On physical examination, her vital signs, chest, heart, and abdomen were normal, but the neurologic examination confirmed the weakness of the lower extremities with diminished sensation and hyperactive deep tendon reflexes below the T10 level. Results of the complete blood cell count and serum chemistry evaluation were normal. An MRI of the thoracic spine, pictured here, demonstrates a lesion at T8 that compresses the spinal cord (arrow).

Drs Hesham Taha, Gamil Kostandy, and David Dosik of Brooklyn, NY, write that spinal cord compression secondary to metastic lesion follows brain metastasis as the most common neurologic complication of malignancy.1 The compression occurs more typically in patients with previously diagnosed cancer, but 8% of persons with spinal cord compression secondary to malignancy have a clinical and radiologic manifestation of compression as an initial presentation of cancer.2 Lymphoma and myeloma and cancers of the breast and lung are the malignancies most frequently associated with spinal cord compression.
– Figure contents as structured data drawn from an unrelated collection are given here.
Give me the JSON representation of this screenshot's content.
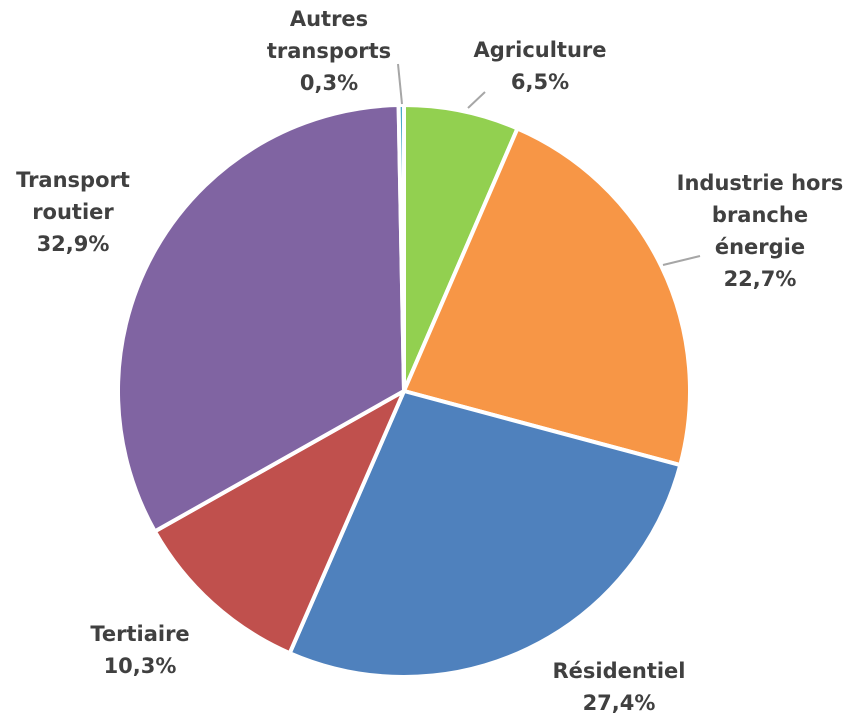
{
  "chart_data": {
    "type": "pie",
    "title": "",
    "slices": [
      {
        "name": "Agriculture",
        "label_lines": [
          "Agriculture"
        ],
        "value": 6.5,
        "value_label": "6,5%",
        "color": "#92d050"
      },
      {
        "name": "Industrie hors branche énergie",
        "label_lines": [
          "Industrie hors",
          "branche",
          "énergie"
        ],
        "value": 22.7,
        "value_label": "22,7%",
        "color": "#f79646"
      },
      {
        "name": "Résidentiel",
        "label_lines": [
          "Résidentiel"
        ],
        "value": 27.4,
        "value_label": "27,4%",
        "color": "#4f81bd"
      },
      {
        "name": "Tertiaire",
        "label_lines": [
          "Tertiaire"
        ],
        "value": 10.3,
        "value_label": "10,3%",
        "color": "#c0504d"
      },
      {
        "name": "Transport routier",
        "label_lines": [
          "Transport",
          "routier"
        ],
        "value": 32.9,
        "value_label": "32,9%",
        "color": "#8064a2"
      },
      {
        "name": "Autres transports",
        "label_lines": [
          "Autres",
          "transports"
        ],
        "value": 0.3,
        "value_label": "0,3%",
        "color": "#4bacc6"
      }
    ],
    "start_angle_deg": 0,
    "direction": "clockwise",
    "legend": "none"
  }
}
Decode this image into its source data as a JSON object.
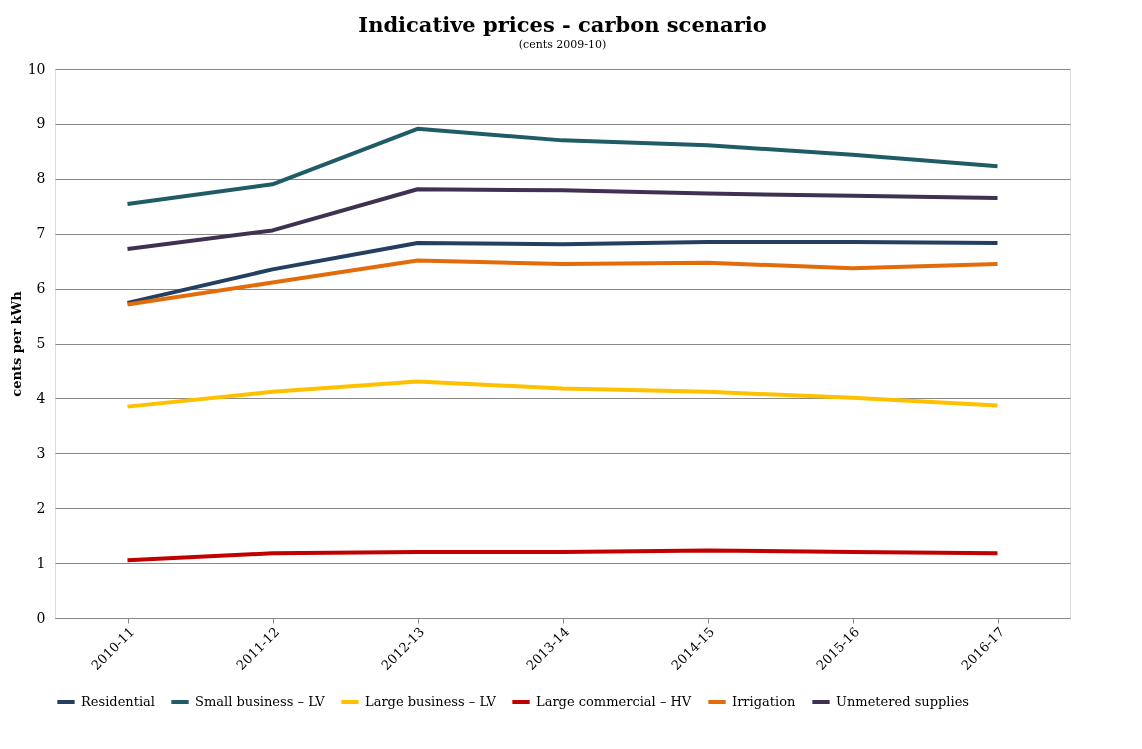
{
  "chart_data": {
    "type": "line",
    "title": "Indicative prices - carbon scenario",
    "subtitle": "(cents 2009-10)",
    "ylabel": "cents per kWh",
    "categories": [
      "2010-11",
      "2011-12",
      "2012-13",
      "2013-14",
      "2014-15",
      "2015-16",
      "2016-17"
    ],
    "series": [
      {
        "name": "Residential",
        "color": "#243f60",
        "values": [
          5.74,
          6.35,
          6.83,
          6.81,
          6.85,
          6.85,
          6.83
        ]
      },
      {
        "name": "Small business – LV",
        "color": "#1f5c66",
        "values": [
          7.54,
          7.9,
          8.91,
          8.7,
          8.61,
          8.44,
          8.23
        ]
      },
      {
        "name": "Large business – LV",
        "color": "#ffc000",
        "values": [
          3.85,
          4.12,
          4.31,
          4.18,
          4.12,
          4.01,
          3.87
        ]
      },
      {
        "name": "Large commercial – HV",
        "color": "#c00000",
        "values": [
          1.05,
          1.18,
          1.2,
          1.2,
          1.23,
          1.2,
          1.18
        ]
      },
      {
        "name": "Irrigation",
        "color": "#e36c0a",
        "values": [
          5.71,
          6.11,
          6.51,
          6.45,
          6.47,
          6.37,
          6.45
        ]
      },
      {
        "name": "Unmetered supplies",
        "color": "#403152",
        "values": [
          6.72,
          7.06,
          7.81,
          7.79,
          7.73,
          7.69,
          7.65
        ]
      }
    ],
    "ylim": [
      0,
      10
    ],
    "yticks": [
      0,
      1,
      2,
      3,
      4,
      5,
      6,
      7,
      8,
      9,
      10
    ],
    "grid": "y",
    "legend": "bottom",
    "marker": "none",
    "line_style": "solid"
  }
}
MRI is the best diagnostic modality for spinal cord compression, because it obviates the need for lumbar puncture during myelography and is useful in planning radiation therapy and surgery. If spinal cord compression is suspected, give corticosteroids immediately and continue this drug therapy throughout the course of treatment. Radiotherapy is the first-line treatment for spinal cord compression; surgery may be necessary to obtain tissue for diagnostic evaluation or may be indicated in patients with spinal instability or in whom radiotherapy has been unsuccessful.

Drs Taha, Kostandy, and Dosik tell us that their patient was given intravenous dexamethasone and radiotherapy to the spine; there was marked improvement of the pain and weakness after 2 weeks of treatment. Subsequently, a bone scan revealed multiple bone metastases. The patient was treated with taxol, and follow-up bone scans indicate that her condition has stabilized. Spinal cord compression needs to be treated immediately, because the degree of neurologic dysfunction at the start of treatment is the strongest determinant of therapeutic outcome. About 80% of patients with little or no ambulatory impairment retain the ability to walk, while 20% to 60% of patients with paraparesis recover ambulation. However, only 16% of those with paraplegia improve in response to treatment.3

REFERENCES:
1. Black P. Spinal metastasis: current status and recommended guidelines for management. Neurosurgery. 1979;5:726-746.
2. Stark RJ, Henson RA, Evens SJW. Spinal metastasis. A retrospective survey from a general hospital. Brain. 1982;105:189-213.
3. Fuller B, Heiss J, Oldfield E. Spinal cord compression. In: DeVita VT, Hellman S, Rosenberg SA, eds. Cancer: Principles and Practice of Oncology. 5th ed. Philadelphia: Lippincott-Raven; 1997:2476-2486.